There is currently a lot of discussion about the 🚦 federal government’s new heating law. Unfortunately, there is also a lot of fake news circulating about it. Here are the most important facts:
⚡️ Buildings account for slightly more than ⅓ of total energy consumption in Germany. The heat transition, i.e., the conversion of the heating supply away from dirty coal and oil heating to climate-friendly heating, has stalled in Germany for too long. In many neighboring European countries, for example, the proportion of heat pumps installed is significantly higher than in Germany. 🆙
‼️ The heat transition is urgently needed if we are to achieve our climate protection targets by 2030 and become less dependent on natural gas imports. Important to know: Fossil fuel prices will foreseeably continue to rise in the late 20s. The era of cheap (Russian) gas and oil is over.
Therefore, from January 1, 2024, according to the proposed reform of the Building Energy Act:
1️⃣ A minimum requirement of 65 percent renewable energy will be set for newly installed heating systems.
2️⃣ The law is open to all technologies, i.e. it does not stipulate exactly which technology must be installed. For example, hybrid solutions with heat pumps or solar thermal systems are also possible. Under special conditions, heating with green hydrogen is also possible.
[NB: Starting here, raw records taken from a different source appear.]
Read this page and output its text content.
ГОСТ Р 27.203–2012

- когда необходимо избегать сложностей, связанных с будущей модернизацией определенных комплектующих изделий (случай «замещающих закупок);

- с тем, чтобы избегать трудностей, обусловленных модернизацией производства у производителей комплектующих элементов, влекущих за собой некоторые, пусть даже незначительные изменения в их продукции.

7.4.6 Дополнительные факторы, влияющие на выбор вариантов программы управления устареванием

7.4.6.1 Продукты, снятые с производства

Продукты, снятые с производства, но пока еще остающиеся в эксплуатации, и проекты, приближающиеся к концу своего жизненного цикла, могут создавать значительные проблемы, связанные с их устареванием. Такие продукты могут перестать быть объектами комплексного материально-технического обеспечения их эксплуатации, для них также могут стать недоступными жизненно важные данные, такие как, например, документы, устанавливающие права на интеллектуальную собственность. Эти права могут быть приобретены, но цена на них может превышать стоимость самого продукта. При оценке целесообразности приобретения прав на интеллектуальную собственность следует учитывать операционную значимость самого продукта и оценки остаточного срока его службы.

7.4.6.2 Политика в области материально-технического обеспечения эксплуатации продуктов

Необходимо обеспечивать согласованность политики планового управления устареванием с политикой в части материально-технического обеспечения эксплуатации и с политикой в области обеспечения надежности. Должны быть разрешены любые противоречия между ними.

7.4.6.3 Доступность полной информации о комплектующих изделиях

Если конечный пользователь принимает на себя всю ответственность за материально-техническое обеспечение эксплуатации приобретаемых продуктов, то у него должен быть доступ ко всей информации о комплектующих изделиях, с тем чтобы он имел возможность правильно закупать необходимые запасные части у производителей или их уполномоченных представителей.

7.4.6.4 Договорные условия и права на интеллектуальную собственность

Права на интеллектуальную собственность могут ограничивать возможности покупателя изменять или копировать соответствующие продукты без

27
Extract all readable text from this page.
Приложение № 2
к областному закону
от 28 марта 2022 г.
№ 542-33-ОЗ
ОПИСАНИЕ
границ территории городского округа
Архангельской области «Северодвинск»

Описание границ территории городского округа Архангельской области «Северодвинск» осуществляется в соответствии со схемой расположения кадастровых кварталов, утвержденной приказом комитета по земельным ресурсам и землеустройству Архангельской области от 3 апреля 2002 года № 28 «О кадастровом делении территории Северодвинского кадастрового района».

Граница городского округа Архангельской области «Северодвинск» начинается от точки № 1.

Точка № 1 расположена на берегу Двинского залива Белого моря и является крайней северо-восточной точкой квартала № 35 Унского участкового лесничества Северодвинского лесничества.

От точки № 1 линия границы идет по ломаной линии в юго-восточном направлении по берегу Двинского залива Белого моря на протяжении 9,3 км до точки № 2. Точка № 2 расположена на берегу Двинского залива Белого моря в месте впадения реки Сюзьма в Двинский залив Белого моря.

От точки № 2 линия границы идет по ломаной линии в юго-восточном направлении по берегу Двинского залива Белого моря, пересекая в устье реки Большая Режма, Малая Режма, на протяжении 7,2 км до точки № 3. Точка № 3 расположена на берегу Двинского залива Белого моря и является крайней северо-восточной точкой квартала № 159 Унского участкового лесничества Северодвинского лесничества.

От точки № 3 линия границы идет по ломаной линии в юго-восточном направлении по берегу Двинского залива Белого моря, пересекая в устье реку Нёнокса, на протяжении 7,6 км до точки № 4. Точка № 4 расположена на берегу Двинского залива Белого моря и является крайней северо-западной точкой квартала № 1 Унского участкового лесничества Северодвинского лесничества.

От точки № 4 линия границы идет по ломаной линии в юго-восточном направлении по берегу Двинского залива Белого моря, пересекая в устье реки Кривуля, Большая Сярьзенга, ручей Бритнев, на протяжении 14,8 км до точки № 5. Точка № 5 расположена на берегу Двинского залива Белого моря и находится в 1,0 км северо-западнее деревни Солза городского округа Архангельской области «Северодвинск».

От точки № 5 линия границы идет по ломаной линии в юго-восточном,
3️⃣ If an old heating system breaks down after the deadline, it can of course be repaired and still be used. If repair is technically no longer possible, the new 65 percent rule also applies – but with a transition period of 3 years.
4️⃣ Generous transition periods will also apply, for example, to multi-family houses with gas-fired floor heating systems and individual furnaces. If for special reasons it is economically unreasonable to fulfill the obligation in a specific case, a general hardship provision will apply.
5️⃣ In order to make the switch to renewable energies financially viable, a socially acceptable financial subsidy of up to 70 percent will be provided. The aim of the subsidy is to ensure that the costs of a heat pump, for example, can also be borne by households with small or medium incomes.